In an appearance on the Buteco Podcast, boxing coach Bruno Jordão made some notable claims about the training methodology of the pioneering Gracie family that might surprise many Brazilian Jiu-Jitsu practitioners.
“Another characteristic that nobody talks about—and maybe Jiu-Jitsu practitioners will be upset with me, but I’m going to say it anyway—is that in the Gracie era, they didn’t train exclusively in Jiu-Jitsu,”
Jordão stated during the podcast.
According to Jordão, the Gracie family’s approach was much more comprehensive than commonly portrayed in martial arts history.
Boxing coach claims Gracies only dominated because they also trained Taekwondo, Muay Thai and Boxing
“They trained boxing, they trained Taekwondo, Muay Thai to learn how to kick. They already had this mixed martial arts mindset before MMA even existed,”
he explained.
Jordão suggests this multidisciplinary approach was key to their historical dominance.

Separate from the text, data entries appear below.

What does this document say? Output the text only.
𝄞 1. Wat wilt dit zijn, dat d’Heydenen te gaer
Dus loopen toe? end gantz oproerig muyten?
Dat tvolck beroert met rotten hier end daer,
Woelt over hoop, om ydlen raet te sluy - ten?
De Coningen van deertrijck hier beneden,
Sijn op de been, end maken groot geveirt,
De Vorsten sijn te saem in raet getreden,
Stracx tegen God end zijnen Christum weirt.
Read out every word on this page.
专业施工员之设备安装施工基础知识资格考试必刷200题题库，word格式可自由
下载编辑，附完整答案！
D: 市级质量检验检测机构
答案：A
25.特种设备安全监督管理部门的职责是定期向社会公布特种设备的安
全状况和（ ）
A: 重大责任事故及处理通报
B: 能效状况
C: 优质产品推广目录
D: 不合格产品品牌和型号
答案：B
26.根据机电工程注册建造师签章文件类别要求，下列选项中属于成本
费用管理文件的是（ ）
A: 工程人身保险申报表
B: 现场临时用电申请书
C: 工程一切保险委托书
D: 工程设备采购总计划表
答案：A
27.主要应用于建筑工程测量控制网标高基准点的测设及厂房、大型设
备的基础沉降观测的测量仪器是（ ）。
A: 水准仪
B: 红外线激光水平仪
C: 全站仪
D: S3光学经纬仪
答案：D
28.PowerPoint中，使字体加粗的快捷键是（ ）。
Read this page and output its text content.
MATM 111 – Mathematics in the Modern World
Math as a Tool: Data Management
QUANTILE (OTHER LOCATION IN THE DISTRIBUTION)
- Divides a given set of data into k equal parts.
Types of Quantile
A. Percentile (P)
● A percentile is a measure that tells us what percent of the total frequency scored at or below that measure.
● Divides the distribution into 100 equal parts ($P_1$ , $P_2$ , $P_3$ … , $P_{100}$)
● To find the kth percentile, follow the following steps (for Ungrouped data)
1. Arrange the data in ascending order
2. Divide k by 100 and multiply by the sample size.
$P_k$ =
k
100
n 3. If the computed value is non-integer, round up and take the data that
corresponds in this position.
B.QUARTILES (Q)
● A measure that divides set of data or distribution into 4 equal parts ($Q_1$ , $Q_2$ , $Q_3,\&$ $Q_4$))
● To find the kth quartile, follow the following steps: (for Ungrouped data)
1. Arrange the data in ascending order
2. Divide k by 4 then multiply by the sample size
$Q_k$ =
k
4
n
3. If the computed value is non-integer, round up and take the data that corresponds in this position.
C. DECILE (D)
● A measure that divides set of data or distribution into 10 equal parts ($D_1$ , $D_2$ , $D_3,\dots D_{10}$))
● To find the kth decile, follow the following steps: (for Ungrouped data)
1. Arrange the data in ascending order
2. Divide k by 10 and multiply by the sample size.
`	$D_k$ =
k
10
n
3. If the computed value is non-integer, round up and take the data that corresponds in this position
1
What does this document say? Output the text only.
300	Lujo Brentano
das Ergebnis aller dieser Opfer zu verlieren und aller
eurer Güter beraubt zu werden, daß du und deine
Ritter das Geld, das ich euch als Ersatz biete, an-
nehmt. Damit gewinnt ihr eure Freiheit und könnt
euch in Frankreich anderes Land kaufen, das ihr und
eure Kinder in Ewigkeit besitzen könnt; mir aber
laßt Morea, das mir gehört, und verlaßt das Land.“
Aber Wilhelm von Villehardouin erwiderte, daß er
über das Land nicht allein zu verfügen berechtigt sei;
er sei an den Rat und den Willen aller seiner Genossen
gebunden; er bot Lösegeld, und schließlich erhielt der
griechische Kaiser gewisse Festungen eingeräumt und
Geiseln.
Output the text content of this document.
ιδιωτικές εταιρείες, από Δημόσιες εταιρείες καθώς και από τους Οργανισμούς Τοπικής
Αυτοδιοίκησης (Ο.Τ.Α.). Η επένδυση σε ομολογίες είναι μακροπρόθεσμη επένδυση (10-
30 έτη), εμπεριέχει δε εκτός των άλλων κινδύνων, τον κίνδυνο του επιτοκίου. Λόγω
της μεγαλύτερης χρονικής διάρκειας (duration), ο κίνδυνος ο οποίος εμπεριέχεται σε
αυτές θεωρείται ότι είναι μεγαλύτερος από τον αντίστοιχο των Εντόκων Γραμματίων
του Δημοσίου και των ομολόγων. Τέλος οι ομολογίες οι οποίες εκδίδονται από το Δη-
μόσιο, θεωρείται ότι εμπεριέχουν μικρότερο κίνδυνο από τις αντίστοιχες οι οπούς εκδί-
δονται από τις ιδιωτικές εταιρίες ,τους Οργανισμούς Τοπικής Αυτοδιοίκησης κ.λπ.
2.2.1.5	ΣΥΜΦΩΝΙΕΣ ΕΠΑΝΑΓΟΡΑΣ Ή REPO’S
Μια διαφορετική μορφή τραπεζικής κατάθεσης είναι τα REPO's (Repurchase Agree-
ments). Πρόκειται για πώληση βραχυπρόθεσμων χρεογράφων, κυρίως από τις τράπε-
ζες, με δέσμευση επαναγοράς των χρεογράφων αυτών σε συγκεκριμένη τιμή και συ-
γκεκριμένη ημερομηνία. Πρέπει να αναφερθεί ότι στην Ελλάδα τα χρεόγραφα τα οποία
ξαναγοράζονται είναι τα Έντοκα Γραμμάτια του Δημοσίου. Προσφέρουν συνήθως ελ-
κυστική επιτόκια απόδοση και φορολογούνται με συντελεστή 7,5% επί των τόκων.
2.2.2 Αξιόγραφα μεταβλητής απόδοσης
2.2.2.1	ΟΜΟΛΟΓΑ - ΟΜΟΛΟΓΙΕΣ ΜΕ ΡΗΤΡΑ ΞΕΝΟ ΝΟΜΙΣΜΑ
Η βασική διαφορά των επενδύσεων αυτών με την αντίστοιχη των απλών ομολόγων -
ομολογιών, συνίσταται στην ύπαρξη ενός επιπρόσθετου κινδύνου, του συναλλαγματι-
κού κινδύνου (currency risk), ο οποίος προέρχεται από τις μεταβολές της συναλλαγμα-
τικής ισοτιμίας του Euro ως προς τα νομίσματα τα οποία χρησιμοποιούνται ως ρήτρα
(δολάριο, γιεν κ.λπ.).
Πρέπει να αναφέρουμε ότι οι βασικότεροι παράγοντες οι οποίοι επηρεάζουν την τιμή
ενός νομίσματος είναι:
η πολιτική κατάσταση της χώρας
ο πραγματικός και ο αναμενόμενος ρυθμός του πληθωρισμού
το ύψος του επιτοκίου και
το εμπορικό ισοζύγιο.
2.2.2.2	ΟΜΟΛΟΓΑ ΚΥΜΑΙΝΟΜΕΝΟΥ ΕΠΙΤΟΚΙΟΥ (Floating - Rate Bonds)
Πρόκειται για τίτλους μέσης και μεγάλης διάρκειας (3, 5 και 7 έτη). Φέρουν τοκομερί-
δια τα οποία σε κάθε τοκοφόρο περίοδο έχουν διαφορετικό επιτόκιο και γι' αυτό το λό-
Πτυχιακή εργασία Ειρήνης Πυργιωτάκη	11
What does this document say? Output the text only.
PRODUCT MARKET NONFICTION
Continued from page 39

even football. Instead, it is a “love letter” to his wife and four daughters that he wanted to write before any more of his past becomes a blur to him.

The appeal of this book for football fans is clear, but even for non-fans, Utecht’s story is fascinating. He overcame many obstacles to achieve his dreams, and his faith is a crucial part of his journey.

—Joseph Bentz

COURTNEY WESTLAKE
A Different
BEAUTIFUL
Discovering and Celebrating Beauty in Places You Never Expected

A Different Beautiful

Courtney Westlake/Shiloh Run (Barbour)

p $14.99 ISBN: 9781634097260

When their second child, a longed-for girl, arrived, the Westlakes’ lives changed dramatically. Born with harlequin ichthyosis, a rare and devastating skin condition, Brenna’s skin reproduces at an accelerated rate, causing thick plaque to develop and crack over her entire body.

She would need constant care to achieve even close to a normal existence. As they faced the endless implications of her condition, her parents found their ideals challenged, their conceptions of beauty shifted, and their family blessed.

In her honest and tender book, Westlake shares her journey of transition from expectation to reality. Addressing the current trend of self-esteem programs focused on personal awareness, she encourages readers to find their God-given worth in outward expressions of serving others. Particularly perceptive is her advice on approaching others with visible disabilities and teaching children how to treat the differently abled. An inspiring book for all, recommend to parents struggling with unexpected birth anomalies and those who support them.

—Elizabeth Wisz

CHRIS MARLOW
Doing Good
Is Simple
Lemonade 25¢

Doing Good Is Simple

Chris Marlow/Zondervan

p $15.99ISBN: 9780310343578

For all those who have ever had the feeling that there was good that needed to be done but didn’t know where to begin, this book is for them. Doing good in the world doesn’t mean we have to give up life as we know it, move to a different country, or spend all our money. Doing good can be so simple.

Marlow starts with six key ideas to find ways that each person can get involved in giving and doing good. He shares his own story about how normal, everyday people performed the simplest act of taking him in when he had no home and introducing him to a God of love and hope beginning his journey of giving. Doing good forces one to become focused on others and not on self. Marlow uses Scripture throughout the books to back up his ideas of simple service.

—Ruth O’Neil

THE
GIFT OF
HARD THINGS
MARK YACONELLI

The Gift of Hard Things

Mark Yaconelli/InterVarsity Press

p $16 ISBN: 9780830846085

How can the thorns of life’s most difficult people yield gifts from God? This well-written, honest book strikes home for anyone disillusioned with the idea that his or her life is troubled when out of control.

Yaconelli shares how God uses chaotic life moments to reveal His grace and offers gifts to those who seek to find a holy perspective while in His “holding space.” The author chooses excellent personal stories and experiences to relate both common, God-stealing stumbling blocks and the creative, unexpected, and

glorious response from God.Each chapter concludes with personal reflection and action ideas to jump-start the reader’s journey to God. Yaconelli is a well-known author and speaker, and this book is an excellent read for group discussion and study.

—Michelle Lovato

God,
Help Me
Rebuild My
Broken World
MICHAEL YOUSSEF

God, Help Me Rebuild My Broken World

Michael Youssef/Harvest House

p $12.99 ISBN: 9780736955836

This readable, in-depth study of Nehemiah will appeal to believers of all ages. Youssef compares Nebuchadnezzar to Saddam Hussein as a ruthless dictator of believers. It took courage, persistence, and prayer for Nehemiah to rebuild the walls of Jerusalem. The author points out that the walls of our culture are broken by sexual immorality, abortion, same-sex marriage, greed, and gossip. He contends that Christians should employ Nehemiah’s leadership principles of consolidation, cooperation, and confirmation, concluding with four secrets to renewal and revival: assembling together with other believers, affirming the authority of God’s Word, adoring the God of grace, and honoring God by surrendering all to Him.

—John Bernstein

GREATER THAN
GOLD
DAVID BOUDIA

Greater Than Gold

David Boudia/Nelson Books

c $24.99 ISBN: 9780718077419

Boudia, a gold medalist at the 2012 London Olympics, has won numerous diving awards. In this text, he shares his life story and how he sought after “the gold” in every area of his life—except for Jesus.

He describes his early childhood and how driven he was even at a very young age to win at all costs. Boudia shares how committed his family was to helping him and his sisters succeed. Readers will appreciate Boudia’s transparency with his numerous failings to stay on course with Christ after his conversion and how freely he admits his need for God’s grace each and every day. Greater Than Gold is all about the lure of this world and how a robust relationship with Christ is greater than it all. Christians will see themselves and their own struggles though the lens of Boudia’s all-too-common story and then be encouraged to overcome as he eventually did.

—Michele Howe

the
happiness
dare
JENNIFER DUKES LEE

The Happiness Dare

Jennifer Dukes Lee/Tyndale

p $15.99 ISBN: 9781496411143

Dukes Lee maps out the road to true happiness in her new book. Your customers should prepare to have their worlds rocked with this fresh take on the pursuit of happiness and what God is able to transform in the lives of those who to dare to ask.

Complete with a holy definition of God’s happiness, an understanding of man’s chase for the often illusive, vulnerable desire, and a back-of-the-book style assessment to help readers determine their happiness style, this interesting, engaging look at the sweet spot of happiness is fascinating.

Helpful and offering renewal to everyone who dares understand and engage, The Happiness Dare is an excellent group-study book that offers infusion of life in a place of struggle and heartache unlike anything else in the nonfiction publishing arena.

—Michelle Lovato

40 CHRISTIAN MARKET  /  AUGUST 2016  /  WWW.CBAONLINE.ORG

“When they created that historical narrative that ‘Jiu-Jitsu beats everyone,’ it wasn’t exactly like that. It was their version of Jiu-Jitsu—where the practitioner knows how to throw a punch, defend a punch, deliver a kick, defend a kick—techniques that aren’t typically trained in traditional Jiu-Jitsu.”
The boxing coach further emphasized that their combat effectiveness stemmed from this broader training philosophy, a characteristic he claims “isn’t widely publicized.”
Jordão also touched on the naming origins of the martial art.
“The correct name is actually ‘Jujutsu,’ not ‘Jiu-Jitsu,'”
he stated.
“It became ‘Jiu-Jitsu’ because of the mispronunciation that Brazilians love to make.”
He added that naming confusions within the family itself led to the art being recognized as “Jiu-Jitsu” in the United States.